Su mente, embotada por la presión, divagó sobre lo vivido en los últimos meses. La primera visión de aquel divino planeta, ubicado muy cerca del sol, fue apabullante. El grupo, del que formaba parte, llevaba el traje de supervivencia bien ajustado sobre su propia dermis, precauciones necesarias para visitarlo y no correr riesgos. Eran una docena, más que suficientes para divertirse y pasar desapercibidos entre los foráneos.
La oscuridad lo llenaba todo, apenas rota por unas pulsaciones titilantes que provenían del espacio. El silencio dolía en los pabellones auditivos, casi violentamente. El aroma desconocido penetraba a través de los filtros y se procesaba en su cerebro como algo delicioso. Aquel rincón se asemejaba a un campo de siembra en el que se arracimaban los más exquisitos manjares. Había oído hablar de este viaje hacía décadas. Formaba parte de su sueño más deseado: cada jornada se veía a sí mismo en aquel lugar placentero, una tierra prometida de comida sin fin. Oyó a sus compañeros cómo sacaban las pequeñas excavadoras y se ponían manos a la obra. Debían cosechar, cuanta más comida, mejor.
La maquinaria que acarreaban, dragas no más grandes que una mano, eran ligeras y apenas audibles. El problema podría presentarse no obstante, sus ondas intracraneales, excitadas en demasía, al pisar el planeta, emitían pequeños estallidos de placer, si sus devaneos energéticos eran interceptados por criaturas peligrosas. No podían evitar este contratiempo, constituía su instinto incontrolable, igual que respirar o comer.
Escuchó el ruido de las mandíbulas machacando aquel suculento manjar. Les habían informado que aquellos nidos de comida abundaban en el planeta del agua, y que los recolectores tardarían cientos de años en acabar con sus existencias. Un dato interesante para la subsistencia de los de su raza. Desenterró con cuidado las golosinas. Algunas estaban colocadas a gran profundidad.

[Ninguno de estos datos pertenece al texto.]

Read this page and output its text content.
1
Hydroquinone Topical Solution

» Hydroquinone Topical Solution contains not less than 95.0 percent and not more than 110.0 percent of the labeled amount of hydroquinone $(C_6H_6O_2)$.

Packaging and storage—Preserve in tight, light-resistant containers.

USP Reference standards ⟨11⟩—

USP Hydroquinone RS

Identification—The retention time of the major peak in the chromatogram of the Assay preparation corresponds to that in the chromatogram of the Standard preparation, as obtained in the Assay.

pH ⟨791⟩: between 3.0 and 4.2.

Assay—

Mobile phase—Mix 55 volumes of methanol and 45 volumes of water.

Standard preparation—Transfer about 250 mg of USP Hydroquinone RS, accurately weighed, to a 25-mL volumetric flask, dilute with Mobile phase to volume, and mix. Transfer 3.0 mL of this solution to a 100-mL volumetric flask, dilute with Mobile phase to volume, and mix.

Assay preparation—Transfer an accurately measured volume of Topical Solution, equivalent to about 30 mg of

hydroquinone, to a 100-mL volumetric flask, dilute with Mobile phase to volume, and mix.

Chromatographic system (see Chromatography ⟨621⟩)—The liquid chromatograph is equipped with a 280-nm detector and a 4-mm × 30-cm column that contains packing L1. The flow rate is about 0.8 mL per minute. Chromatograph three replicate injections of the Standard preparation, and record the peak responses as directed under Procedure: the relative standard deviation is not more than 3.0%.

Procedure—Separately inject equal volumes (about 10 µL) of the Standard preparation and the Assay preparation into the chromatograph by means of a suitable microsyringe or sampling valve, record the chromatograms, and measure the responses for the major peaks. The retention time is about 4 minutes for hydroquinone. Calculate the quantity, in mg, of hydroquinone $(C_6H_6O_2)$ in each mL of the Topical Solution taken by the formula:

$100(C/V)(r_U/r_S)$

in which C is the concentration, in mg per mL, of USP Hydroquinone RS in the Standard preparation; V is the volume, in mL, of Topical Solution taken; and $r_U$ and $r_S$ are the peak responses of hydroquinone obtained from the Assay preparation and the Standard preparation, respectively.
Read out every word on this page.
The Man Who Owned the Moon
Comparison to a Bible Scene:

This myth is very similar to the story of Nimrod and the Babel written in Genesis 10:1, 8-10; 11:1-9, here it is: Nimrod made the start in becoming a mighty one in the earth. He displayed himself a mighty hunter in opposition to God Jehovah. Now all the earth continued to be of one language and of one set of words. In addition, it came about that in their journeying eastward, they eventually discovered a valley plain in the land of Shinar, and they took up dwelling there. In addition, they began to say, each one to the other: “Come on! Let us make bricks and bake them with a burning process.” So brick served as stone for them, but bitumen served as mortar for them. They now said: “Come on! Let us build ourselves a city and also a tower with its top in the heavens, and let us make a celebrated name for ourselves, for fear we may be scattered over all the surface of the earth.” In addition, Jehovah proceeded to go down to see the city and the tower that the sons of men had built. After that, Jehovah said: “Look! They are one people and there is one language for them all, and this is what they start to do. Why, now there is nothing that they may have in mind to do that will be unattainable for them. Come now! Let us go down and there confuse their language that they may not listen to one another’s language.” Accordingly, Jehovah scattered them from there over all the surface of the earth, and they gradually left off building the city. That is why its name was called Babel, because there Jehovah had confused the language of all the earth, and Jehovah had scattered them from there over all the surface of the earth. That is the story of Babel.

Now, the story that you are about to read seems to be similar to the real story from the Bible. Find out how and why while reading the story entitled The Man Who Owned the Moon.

En la mayoría de los casos éstas se hallaban ya peladas, con lo que resultaba fácil y rápido llenarse las dos bocas con tan suculento comestible.
El grupo devastó el lugar. Las bolsas se habían llenado hasta los topes e incluso, algunas de ellas, de tan rebosantes como iban, perdían pequeñas porciones reflectantes de manjar. Recordaba con claridad cómo la nave los había recogido de inmediato y poco después los había trasladado a otro caladero, algo más pequeño. La primera noche resultó muy provechosa, la segunda también, pero a partir de la tercera, el asunto cambió. Según volaban sobre zonas más cálidas, la luminosidad aumentaba y resultó imposible ponerse a recolectar sin que algunos focos de luz, surgidos entre las sombras, les persiguieran hasta la misma entrada de la nave. Ciertamente ésta no fue descubierta, resultaba indetectable para los órganos perceptores de las criaturas que allí habitaban. Antes que sus potentes luces, a las criaturas les delataban sus deliciosos olores, tan suculentos, muy parecidos en su composición a las golosinas que buscaban con tanto ahínco.
Dentro de la nave, los compradores de mercancías subastaban lo recolectado. Él se sintió feliz por sacar un importante beneficio. Aún pudo guardar un poco de aquello para llevar al hogar. El color rojo de su medidor de riqueza denotaba el cambio drástico de su suerte, habitualmente varado en el blanco. Se durmió al viajar mucho más rápido que la luz.
Oyó la voz de la azafata pronunciando su parada. Se preparó para la descompresión. Observó por la ventanilla el azul pálido de Urano. Se quitó el disfraz y su cuerpo se expandió cuadruplicando su tamaño inicial. Agarró su bolsa de golosinas y corrió apresuradamente, tan rápido que algunas de ellas quedaron varadas en la rampa de llegadas. Al fin estaba en casa.
El calcio de los huesos diminutos, olvidados en el suelo de la zona de llegadas, aumentó su fulgor salpicando la oscuridad con apetitosos efluvios de estrellas fugaces.